Eventually I would like to get physical devices for these firewalls but for now they are just running as VMs in Proxmox.  Relevant network details:
   - Proxmox host IP `192.168.50.31`
   - FW1 VM (In DMZ) LAN IP: `192.168.51.100`
   - FW2 VM (In Internal Network) LAN IP: `192.168.50.100`
   - FW2 VM WAN IP: `192.168.51.101`
   - Proxmox physical interfaces: `eno1` (1Gbps), `enp5s0` (2.5Gbps)
   - Proxmox virtual interfaces:
      - `vmbr0` (Linux bridge to enp5s0) used for the Internal Network - mapped to FW2 LAN interface
      - `vmbr1` used for the DMZ - mapped to FW2 WAN interface and FW1 LAN interface
      - `vmbr3` - (Linux bridge to eno1) - passed to FW1, unused at the moment but eventually will be connected to the WAN interface to access internet.
   - FW2 WAN interface (`192.168.51.101`) gateway set to FW1 LAN interface (`192.168.51.100`).
   - "Block private networks" unchecked on all interfaces on both FWs (will reenable where relevant once this issue is resolved)
   - NAT disabled on FW2

When I try to ping FW1 (`192.168.51.100`) from a machine on the `192.168.50.0/24` network, the ping manages to get through FW2 and to FW1 but FW1 drops it due to the "Default deny / state violaiton" rule.  I am struggling to determine why this rule is matching, my understanding is that just about everything coming in and then out of the LAN should be allowed by default.

At first I thought that this was something like asymmetric routing causing issues.  To diagnose this I tried to disable packet filtering entirely on FW1 to check packets take the same route back to host pinging the FW.  Unfortunately `traceroute` only shows the first hop (to FW2 LAN interface `192.168.50.100`), after that I just get (`* * *`).  In lieu of this I just checked the routing table and FW1 definitely sends traffic destined for `192.168.50.0/24` to `192.168.51.101` which seems correct.
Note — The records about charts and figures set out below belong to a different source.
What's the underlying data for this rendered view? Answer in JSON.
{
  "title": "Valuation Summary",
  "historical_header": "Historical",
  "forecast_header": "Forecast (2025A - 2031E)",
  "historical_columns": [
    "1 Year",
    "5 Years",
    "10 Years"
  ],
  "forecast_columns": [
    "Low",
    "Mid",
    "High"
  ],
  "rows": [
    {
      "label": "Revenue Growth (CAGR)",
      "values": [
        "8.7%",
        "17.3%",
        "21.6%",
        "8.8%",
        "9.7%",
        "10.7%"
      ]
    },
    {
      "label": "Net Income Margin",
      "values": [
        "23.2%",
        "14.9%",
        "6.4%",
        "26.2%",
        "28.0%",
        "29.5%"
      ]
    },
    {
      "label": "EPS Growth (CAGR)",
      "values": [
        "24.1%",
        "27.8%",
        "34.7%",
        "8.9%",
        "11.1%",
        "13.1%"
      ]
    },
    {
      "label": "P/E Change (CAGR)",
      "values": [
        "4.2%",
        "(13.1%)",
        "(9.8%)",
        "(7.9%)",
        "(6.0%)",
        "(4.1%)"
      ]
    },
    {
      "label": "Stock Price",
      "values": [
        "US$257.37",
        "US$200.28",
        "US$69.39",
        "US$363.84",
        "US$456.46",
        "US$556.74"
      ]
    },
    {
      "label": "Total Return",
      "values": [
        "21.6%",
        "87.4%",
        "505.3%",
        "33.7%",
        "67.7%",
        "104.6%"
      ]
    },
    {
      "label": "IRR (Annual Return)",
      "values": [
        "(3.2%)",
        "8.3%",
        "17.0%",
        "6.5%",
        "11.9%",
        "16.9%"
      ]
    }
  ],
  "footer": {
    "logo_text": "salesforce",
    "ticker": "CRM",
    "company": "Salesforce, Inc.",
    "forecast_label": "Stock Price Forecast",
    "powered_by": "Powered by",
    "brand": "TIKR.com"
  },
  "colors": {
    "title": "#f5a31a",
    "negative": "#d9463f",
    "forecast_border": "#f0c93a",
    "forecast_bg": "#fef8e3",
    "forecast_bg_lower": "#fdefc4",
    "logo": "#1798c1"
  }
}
I should also mention that I am having trouble capturing packets which is making diagnoses a little more difficult.  I'm not sure if I'm just using the tool wrong or what but when I set up a packet capture and send a ping that definitely travels through the interface, nothing shows up in the console.

Apologies for the kinda long winded post, I wanted to get all the details that might be relevant in.  Does anyone have any idea what the cause of this could be or how I can resolve?  Or even how I can take further steps to diagnose because I'm at a bit of a loss.